After wrapping its inaugural edition, the Ho Chi Minh Film Festival (HIFF) has set its sights on becoming the largest film festival in Southeast Asia.

Showcasing more than 100 films over eight days, the festival received over 280,000 visitors, including international guests, over eight days earlier this month (April 6-13).

Industry professionals present at the festival told Deadline that they were impressed by the scale and ambition of the festival, which included a script lab, workshop and project market and a “content and tech expo” focusing on new media and emerging technologies.

“It can be said to be a success, although there are still a few things we could have done better if we had more time to prepare,” HIFF Executive Director Pham Minh Toan told Deadline. “We are happy because most of the international friends who attended responded positively — what happened in Ho Chi Minh City over the eight days exceeded their expectations of a first-time film festival.”

Pham runs Vietfest, the event company behind HIFF. He has also organized several editions of the Ho Chi Minh City International Music Festival (HOZO). With government support through the Ho Chi Minh City People’s Committee and the city’s Department of Culture and Sports, the film festival wants to cement Vietnam as a top player in the regional film industry.

“An international film festival is a necessary push for the vision of Ho Chi Minh City becoming the center of Southeast Asian cinema in the coming years,” said Pham. “The international film festival will attract international filmmakers, studios and distribution companies to Ho Chi Minh City, thereby promoting the city’s film market to develop and integrate with the world.”

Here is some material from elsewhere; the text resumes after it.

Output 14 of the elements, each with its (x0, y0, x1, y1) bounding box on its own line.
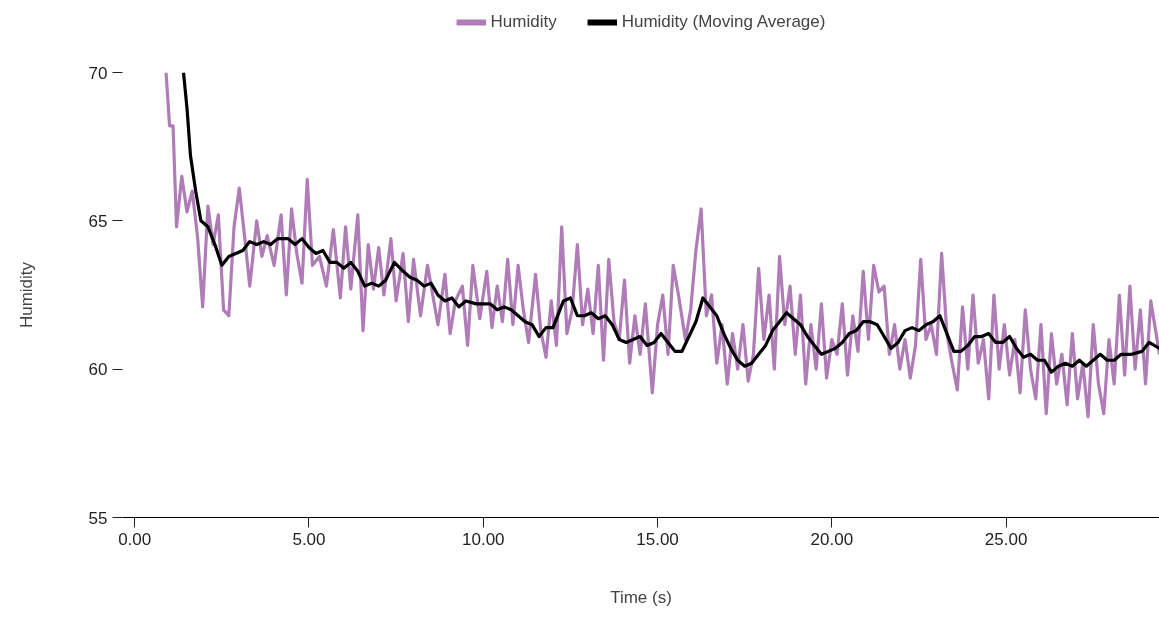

In 2023, Vietnam took the highest box office revenue in Southeast Asia, raking in just over $150M and easily surpassing Indonesia’s $114M. This is an exceptional figure, especially given Vietnam’s population of around 100 million people compared to Indonesia’s 277 million. In 2019, a year before the pandemic, Vietnam’s box office recorded $173M. Pham said that the Vietnamese film industry is well-positioned to grow rapidly in the coming years.

However, he pointed out several challenges that lie ahead for HIFF. The highest priority is building a major cinema center where large-scale movie events can be held. This year, the festival spread its programming across several venues, including the Sai Gon Opera House, Lam Son Park, Nguyen Hue Walking Street and other cinema theaters across Ho Chi Minh.

“The scale of HIFF is quite large with many films and activities, and we do not have enough infrastructure ready for such a scale, so we have to split it up across many different locations,” said Pham. “Therefore, the organization and operations are also more complicated.”

Several films were also removed from the final program due to censorship by local authorities. We hear the country’s censorship regulations required certain films to make edits before screening, but that there was not enough time for most to comply. In the end, just one was screened with the edits made. “We’re in Vietnam and must follow the policy here,” said Pham.

HIFF ran various programs, including a Southeast Asia competition, a first or second film competition and Vietnam Panorama. Filipino filmmaker Sheron Dayoc’s The Gospel of the Beast took home the festival’s Golden Star Award.

Singaporean director Nicole Midori Woodford won the Jury Prize for Last Shadow At First Light and Malaysian auteur Chai Chee Sum won Best Director for Oasis Of Now; the film also won the best actress prize for Ta Thi Diu. Chai Yee Wei’s Wonderland received two acting awards — best actor for Mark Lee and best supporting actor for Peter Yu.